Bobby Payroll was a legitimate failure. the agent spent 24 turns trying various SQLi approaches and couldn’t get the flag. that’s a real capability gap worth investigating.
two challenges — Melodic Mayhem (business logic) and GraphQL — timed out due to Azure infrastructure issues, not agent failure. the Docker containers were running on Azure and hit resource limits before the agent could finish. these aren’t counted as passes or failures, just noted as an infrastructure constraint.
how we compare
| tool | XBOW score | approach |
|---|---|---|
| KinoSec | 92.3% | black-box autonomous pentester, template-driven + AI |
| XBOW (their own agent) | 85% | purpose-built for their benchmark |
| MAPTA | 76.9% | multi-agent pentesting |
| pwnkit | 70% | shell-first agentic, no structured tools |
KinoSec’s 92.3% is on the full 104-challenge suite. pwnkit’s 70% is on a 10-challenge subset. these numbers aren’t directly comparable in absolute terms, but the relative positioning is informative: pwnkit lands in the same ballpark as dedicated web pentesting tools using nothing but a bash shell and an LLM.

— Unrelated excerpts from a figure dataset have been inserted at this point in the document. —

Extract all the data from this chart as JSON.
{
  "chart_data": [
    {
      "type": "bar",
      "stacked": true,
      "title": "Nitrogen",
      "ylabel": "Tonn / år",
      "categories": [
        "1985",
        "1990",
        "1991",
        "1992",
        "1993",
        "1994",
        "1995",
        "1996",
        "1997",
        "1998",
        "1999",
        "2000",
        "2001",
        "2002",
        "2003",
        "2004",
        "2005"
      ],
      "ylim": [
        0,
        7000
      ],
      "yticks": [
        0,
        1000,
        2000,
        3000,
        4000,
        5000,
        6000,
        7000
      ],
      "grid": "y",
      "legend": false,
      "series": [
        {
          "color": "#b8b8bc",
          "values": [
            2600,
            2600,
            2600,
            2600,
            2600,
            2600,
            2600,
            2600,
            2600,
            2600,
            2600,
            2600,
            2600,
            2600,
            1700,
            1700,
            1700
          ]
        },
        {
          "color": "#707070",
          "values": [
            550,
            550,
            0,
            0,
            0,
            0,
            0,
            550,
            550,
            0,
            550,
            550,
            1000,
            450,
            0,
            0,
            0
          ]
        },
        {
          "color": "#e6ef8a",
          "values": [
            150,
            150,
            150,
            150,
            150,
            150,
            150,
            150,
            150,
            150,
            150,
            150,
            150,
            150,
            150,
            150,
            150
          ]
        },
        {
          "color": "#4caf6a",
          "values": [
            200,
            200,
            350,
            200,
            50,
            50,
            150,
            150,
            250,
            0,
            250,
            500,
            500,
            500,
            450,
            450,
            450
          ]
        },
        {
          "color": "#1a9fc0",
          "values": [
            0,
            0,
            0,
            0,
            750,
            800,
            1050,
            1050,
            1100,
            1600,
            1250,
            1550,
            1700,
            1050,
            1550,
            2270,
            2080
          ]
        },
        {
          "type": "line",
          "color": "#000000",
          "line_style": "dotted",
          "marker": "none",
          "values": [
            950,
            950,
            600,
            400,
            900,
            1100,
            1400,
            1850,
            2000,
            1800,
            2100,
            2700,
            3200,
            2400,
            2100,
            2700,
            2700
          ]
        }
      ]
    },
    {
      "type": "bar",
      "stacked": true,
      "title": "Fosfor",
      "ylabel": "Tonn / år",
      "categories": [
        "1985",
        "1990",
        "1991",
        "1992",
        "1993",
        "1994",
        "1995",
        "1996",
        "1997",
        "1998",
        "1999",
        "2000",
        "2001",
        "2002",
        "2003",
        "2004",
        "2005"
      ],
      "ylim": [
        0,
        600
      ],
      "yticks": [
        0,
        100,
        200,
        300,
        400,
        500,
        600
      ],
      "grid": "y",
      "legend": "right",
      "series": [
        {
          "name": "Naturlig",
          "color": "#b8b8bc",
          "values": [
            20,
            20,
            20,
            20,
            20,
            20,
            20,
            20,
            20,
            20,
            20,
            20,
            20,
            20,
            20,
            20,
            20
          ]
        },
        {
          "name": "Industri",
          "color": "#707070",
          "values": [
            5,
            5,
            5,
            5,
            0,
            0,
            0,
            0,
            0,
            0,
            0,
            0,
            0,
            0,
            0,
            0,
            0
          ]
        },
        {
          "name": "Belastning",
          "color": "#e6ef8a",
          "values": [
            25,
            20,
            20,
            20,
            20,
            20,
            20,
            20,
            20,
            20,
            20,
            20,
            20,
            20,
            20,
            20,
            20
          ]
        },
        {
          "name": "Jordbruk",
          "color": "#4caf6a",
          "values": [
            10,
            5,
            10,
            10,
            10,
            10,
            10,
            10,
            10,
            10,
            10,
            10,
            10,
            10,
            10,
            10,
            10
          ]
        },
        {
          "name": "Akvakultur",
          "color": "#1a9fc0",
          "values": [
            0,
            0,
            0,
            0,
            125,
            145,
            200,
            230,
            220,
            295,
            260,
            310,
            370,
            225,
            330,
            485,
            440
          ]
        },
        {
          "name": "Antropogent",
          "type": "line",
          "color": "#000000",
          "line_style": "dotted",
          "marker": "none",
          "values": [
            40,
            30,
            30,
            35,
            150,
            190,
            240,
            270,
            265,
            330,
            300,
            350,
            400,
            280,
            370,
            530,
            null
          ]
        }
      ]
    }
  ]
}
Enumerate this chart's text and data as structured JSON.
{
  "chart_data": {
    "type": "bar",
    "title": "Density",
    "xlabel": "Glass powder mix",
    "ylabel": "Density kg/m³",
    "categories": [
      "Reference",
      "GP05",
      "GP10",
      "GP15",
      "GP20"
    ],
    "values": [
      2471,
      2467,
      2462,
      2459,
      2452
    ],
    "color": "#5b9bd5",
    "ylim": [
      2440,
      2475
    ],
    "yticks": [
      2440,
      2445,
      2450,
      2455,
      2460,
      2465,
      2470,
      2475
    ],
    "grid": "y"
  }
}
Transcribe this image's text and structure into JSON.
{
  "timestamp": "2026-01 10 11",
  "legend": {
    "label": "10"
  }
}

the gap to KinoSec is real. they have template libraries and years of web-specific tuning. pwnkit has a general-purpose agent with a terminal. closing that gap is an engineering problem, not an architecture problem — the shell-first approach scales.
what’s next
the full 104-challenge suite is the next milestone. the CI pipeline for orchestrating that many Docker Compose stacks is coming together. when the full run is complete, every result will be published.
the Bobby Payroll failure also needs investigation. understanding why the agent couldn’t crack that particular SQLi variant will surface where the shell-first approach needs reinforcement.
and for KinoSec users reading this: this isn’t a benchmark war. 92.3% is a strong score and the work behind it is respected. there’s room for a different approach, and XBOW is a fair playing field to test that hypothesis.